There was a surge in UK yields and a further big shift in expectations surrounding interest rates with traders pricing in at least two rate hikes this year and a high risk of three hikes.

The 2-year yield jumped to 4.60% from 3.50% at the end of February while the 10-year yield hit a 16-year high near 5.00%

Energy prices surged again following attacks on Middle East gas infrastructure and the dollar still generated defensive demand amid vulnerable risk conditions and weaker equity markets.

On the UK, Standard Chartered noted; “The recent spike in energy prices has revived a familiar dilemma for the BoE – tackle inflation or support softer demand.”

The combination of higher energy prices and yields will have a major negative impact on the economy.

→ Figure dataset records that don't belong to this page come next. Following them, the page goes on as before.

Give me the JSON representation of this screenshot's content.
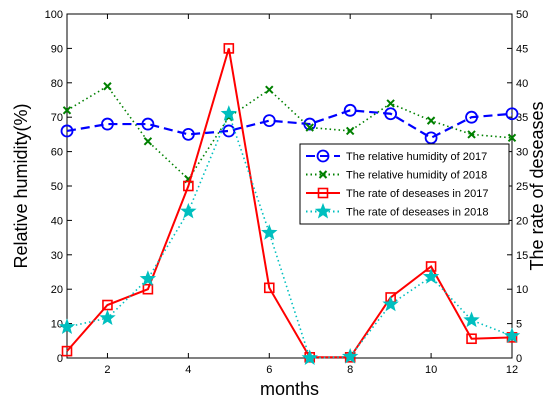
{
  "chart_data": {
    "type": "line",
    "xlabel": "months",
    "ylabel_left": "Relative humidity(%)",
    "ylabel_right": "The rate of deseases",
    "xlim": [
      1,
      12
    ],
    "ylim_left": [
      0,
      100
    ],
    "ylim_right": [
      0,
      50
    ],
    "x_ticks": [
      2,
      4,
      6,
      8,
      10,
      12
    ],
    "y_ticks_left": [
      0,
      10,
      20,
      30,
      40,
      50,
      60,
      70,
      80,
      90,
      100
    ],
    "y_ticks_right": [
      0,
      5,
      10,
      15,
      20,
      25,
      30,
      35,
      40,
      45,
      50
    ],
    "grid": false,
    "legend_position": "center-right",
    "x": [
      1,
      2,
      3,
      4,
      5,
      6,
      7,
      8,
      9,
      10,
      11,
      12
    ],
    "series": [
      {
        "name": "The relative humidity of 2017",
        "axis": "left",
        "color": "#0000ff",
        "line_style": "dashed",
        "marker": "circle",
        "values": [
          66,
          68,
          68,
          65,
          66,
          69,
          68,
          72,
          71,
          64,
          70,
          71
        ]
      },
      {
        "name": "The relative humidity of 2018",
        "axis": "left",
        "color": "#008000",
        "line_style": "dotted",
        "marker": "x",
        "values": [
          72,
          79,
          63,
          52,
          70,
          78,
          67,
          66,
          74,
          69,
          65,
          64
        ]
      },
      {
        "name": "The rate of deseases in 2017",
        "axis": "right",
        "color": "#ff0000",
        "line_style": "solid",
        "marker": "square",
        "values": [
          1,
          7.7,
          10,
          25,
          45,
          10.2,
          0.1,
          0.1,
          8.8,
          13.3,
          2.8,
          3
        ]
      },
      {
        "name": "The rate of deseases in 2018",
        "axis": "right",
        "color": "#00bfbf",
        "line_style": "dotted",
        "marker": "star",
        "values": [
          4.5,
          5.8,
          11.5,
          21.3,
          35.5,
          18.2,
          0,
          0.2,
          7.8,
          11.8,
          5.5,
          3.2
        ]
      }
    ]
  }
}
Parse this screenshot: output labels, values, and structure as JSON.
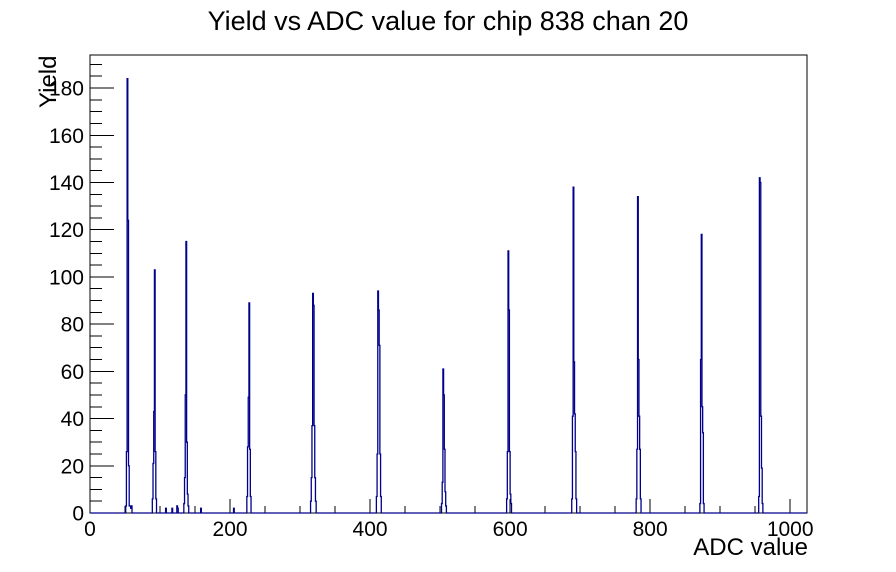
{
  "page": {
    "background_color": "#ffffff",
    "text_color": "#000000"
  },
  "chart_data": {
    "type": "bar",
    "subtype": "histogram-outline",
    "title": "Yield vs ADC value for chip 838 chan 20",
    "xlabel": "ADC value",
    "ylabel": "Yield",
    "xlim": [
      0,
      1024
    ],
    "ylim": [
      0,
      194
    ],
    "grid": false,
    "legend": "none",
    "line_color": "#00008b",
    "frame_color": "#000000",
    "x_major_ticks": [
      0,
      200,
      400,
      600,
      800,
      1000
    ],
    "x_minor_step": 50,
    "y_major_ticks": [
      0,
      20,
      40,
      60,
      80,
      100,
      120,
      140,
      160,
      180
    ],
    "y_minor_step": 5,
    "peaks": [
      {
        "adc": 53,
        "yield": 184
      },
      {
        "adc": 92,
        "yield": 103
      },
      {
        "adc": 137,
        "yield": 115
      },
      {
        "adc": 227,
        "yield": 89
      },
      {
        "adc": 318,
        "yield": 93
      },
      {
        "adc": 411,
        "yield": 94
      },
      {
        "adc": 504,
        "yield": 61
      },
      {
        "adc": 597,
        "yield": 111
      },
      {
        "adc": 690,
        "yield": 138
      },
      {
        "adc": 782,
        "yield": 134
      },
      {
        "adc": 873,
        "yield": 118
      },
      {
        "adc": 956,
        "yield": 142
      }
    ],
    "bin_clusters": [
      {
        "start": 51,
        "values": [
          3,
          26,
          184,
          124,
          20,
          3
        ]
      },
      {
        "start": 57,
        "values": [
          3,
          2,
          3
        ]
      },
      {
        "start": 89,
        "values": [
          6,
          21,
          43,
          103,
          26,
          6
        ]
      },
      {
        "start": 108,
        "values": [
          2
        ]
      },
      {
        "start": 117,
        "values": [
          2
        ]
      },
      {
        "start": 124,
        "values": [
          3,
          2
        ]
      },
      {
        "start": 134,
        "values": [
          4,
          15,
          50,
          115,
          30,
          8,
          3
        ]
      },
      {
        "start": 158,
        "values": [
          2
        ]
      },
      {
        "start": 205,
        "values": [
          2
        ]
      },
      {
        "start": 224,
        "values": [
          7,
          28,
          49,
          89,
          27,
          7
        ]
      },
      {
        "start": 315,
        "values": [
          5,
          15,
          37,
          93,
          88,
          37,
          15,
          5
        ]
      },
      {
        "start": 409,
        "values": [
          7,
          25,
          94,
          86,
          71,
          25,
          7
        ]
      },
      {
        "start": 502,
        "values": [
          4,
          13,
          61,
          50,
          27,
          9,
          3
        ]
      },
      {
        "start": 595,
        "values": [
          6,
          26,
          111,
          86,
          26,
          8,
          4
        ]
      },
      {
        "start": 688,
        "values": [
          6,
          41,
          138,
          64,
          42,
          26,
          6
        ]
      },
      {
        "start": 780,
        "values": [
          6,
          27,
          134,
          65,
          41,
          27,
          6
        ]
      },
      {
        "start": 871,
        "values": [
          4,
          65,
          118,
          45,
          34,
          4
        ]
      },
      {
        "start": 955,
        "values": [
          7,
          142,
          140,
          41,
          19,
          4
        ]
      }
    ]
  }
}
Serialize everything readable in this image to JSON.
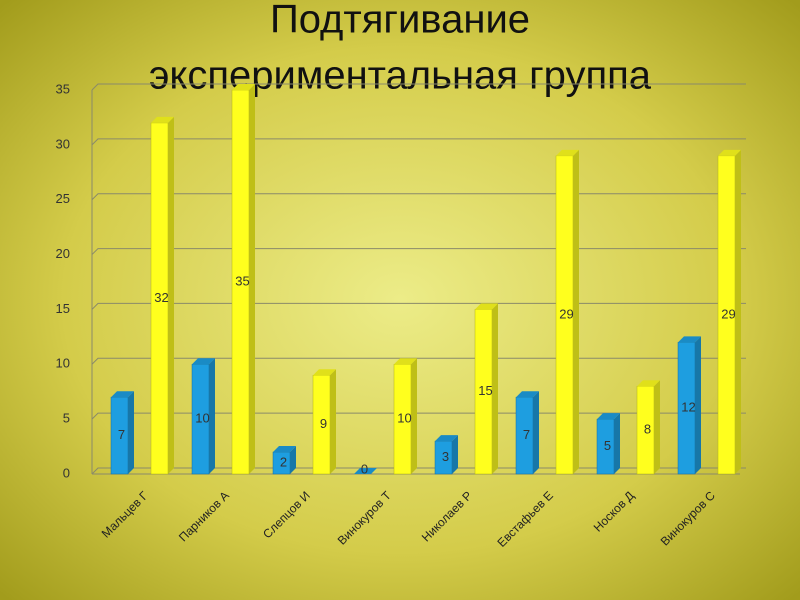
{
  "chart_data": {
    "type": "bar",
    "title": "Подтягивание",
    "subtitle": "экспериментальная группа",
    "categories": [
      "Мальцев Г",
      "Парников А",
      "Слепцов И",
      "Винокуров Т",
      "Николаев Р",
      "Евстафьев Е",
      "Носков Д",
      "Винокуров С"
    ],
    "series": [
      {
        "color": "#1e9ee0",
        "values": [
          7,
          10,
          2,
          0,
          3,
          7,
          5,
          12
        ]
      },
      {
        "color": "#ffff1e",
        "values": [
          32,
          35,
          9,
          10,
          15,
          29,
          8,
          29
        ]
      }
    ],
    "ylim": [
      0,
      35
    ],
    "yticks": [
      0,
      5,
      10,
      15,
      20,
      25,
      30,
      35
    ],
    "grid": true
  }
}
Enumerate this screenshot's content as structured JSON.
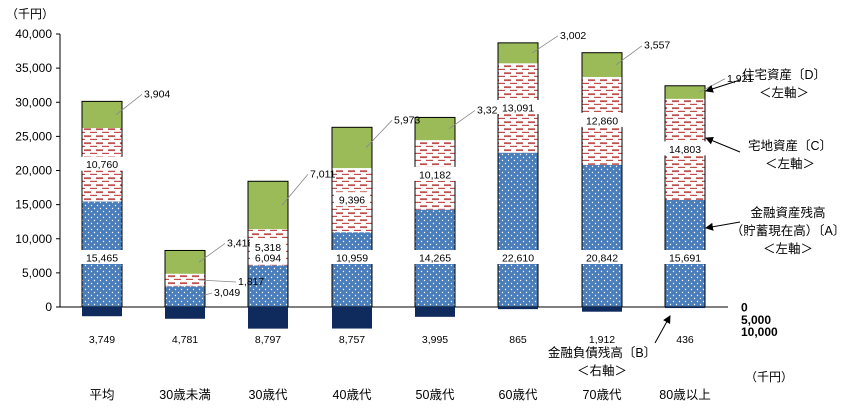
{
  "chart_data": {
    "type": "bar",
    "unit_label": "（千円）",
    "categories": [
      "平均",
      "30歳未満",
      "30歳代",
      "40歳代",
      "50歳代",
      "60歳代",
      "70歳代",
      "80歳以上"
    ],
    "left_axis": {
      "ylim": [
        0,
        40000
      ],
      "ticks": [
        "0",
        "5,000",
        "10,000",
        "15,000",
        "20,000",
        "25,000",
        "30,000",
        "35,000",
        "40,000"
      ]
    },
    "right_axis": {
      "ticks": [
        "0",
        "5,000",
        "10,000"
      ],
      "unit_label": "（千円）"
    },
    "series": [
      {
        "key": "financial",
        "name": "金融資産残高（貯蓄現在高）〔A〕＜左軸＞",
        "color": "#4a7ebb",
        "values": [
          15465,
          3049,
          6094,
          10959,
          14265,
          22610,
          20842,
          15691
        ],
        "labels": [
          "15,465",
          "3,049",
          "6,094",
          "10,959",
          "14,265",
          "22,610",
          "20,842",
          "15,691"
        ]
      },
      {
        "key": "land",
        "name": "宅地資産〔C〕＜左軸＞",
        "color": "#c0504d",
        "values": [
          10760,
          1817,
          5318,
          9396,
          10182,
          13091,
          12860,
          14803
        ],
        "labels": [
          "10,760",
          "1,817",
          "5,318",
          "9,396",
          "10,182",
          "13,091",
          "12,860",
          "14,803"
        ]
      },
      {
        "key": "housing",
        "name": "住宅資産〔D〕＜左軸＞",
        "color": "#9bbb59",
        "values": [
          3904,
          3418,
          7011,
          5973,
          3329,
          3002,
          3557,
          1921
        ],
        "labels": [
          "3,904",
          "3,418",
          "7,011",
          "5,973",
          "3,329",
          "3,002",
          "3,557",
          "1,921"
        ]
      },
      {
        "key": "debt",
        "name": "金融負債残高〔B〕＜右軸＞",
        "color": "#0f2a5c",
        "values": [
          3749,
          4781,
          8797,
          8757,
          3995,
          865,
          1912,
          436
        ],
        "labels": [
          "3,749",
          "4,781",
          "8,797",
          "8,757",
          "3,995",
          "865",
          "1,912",
          "436"
        ]
      }
    ],
    "legend": {
      "housing": [
        "住宅資産〔D〕",
        "＜左軸＞"
      ],
      "land": [
        "宅地資産〔C〕",
        "＜左軸＞"
      ],
      "financial": [
        "金融資産残高",
        "（貯蓄現在高）〔A〕",
        "＜左軸＞"
      ],
      "debt": [
        "金融負債残高〔B〕",
        "＜右軸＞"
      ]
    },
    "legend_placement": "right",
    "grid": false
  }
}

According to MUFG; “The pound is deriving support from the surge in yields (although less support than usual for such a scale of rates move) and that will likely give way if broader risk conditions worsen.”

The Bank of England (BoE) held interest rates at 3.75%, in line with consensus forecasts.

There was a 9-0 vote for unchanged rates compared with expectations that two members would continue to back rate cuts. The central bank also warned that it was watching the impact of energy prices closely amid concerns over the risk of second-round impacts on inflation.

ING commented; “The Bank of England's unquestionably hawkish decision to hold rates has opened the door to future hikes if energy prices stay elevated.”

It added; “Yet we'd be careful in drawing clear signals from today's move, which also floated the possibility of faster rate cuts. Under ING's base case energy scenario, we think the most likely path forward is a prolonged pause.”

The Federal Reserve held interest rates at 3.75% at the latest policy meeting, in line with consensus forecasts.

Chair Powell emphasised that there was a high degree of uncertainty over the outlook.

The interest rate forecasts from individual committee members continued to have a mean projection of one cut for this year.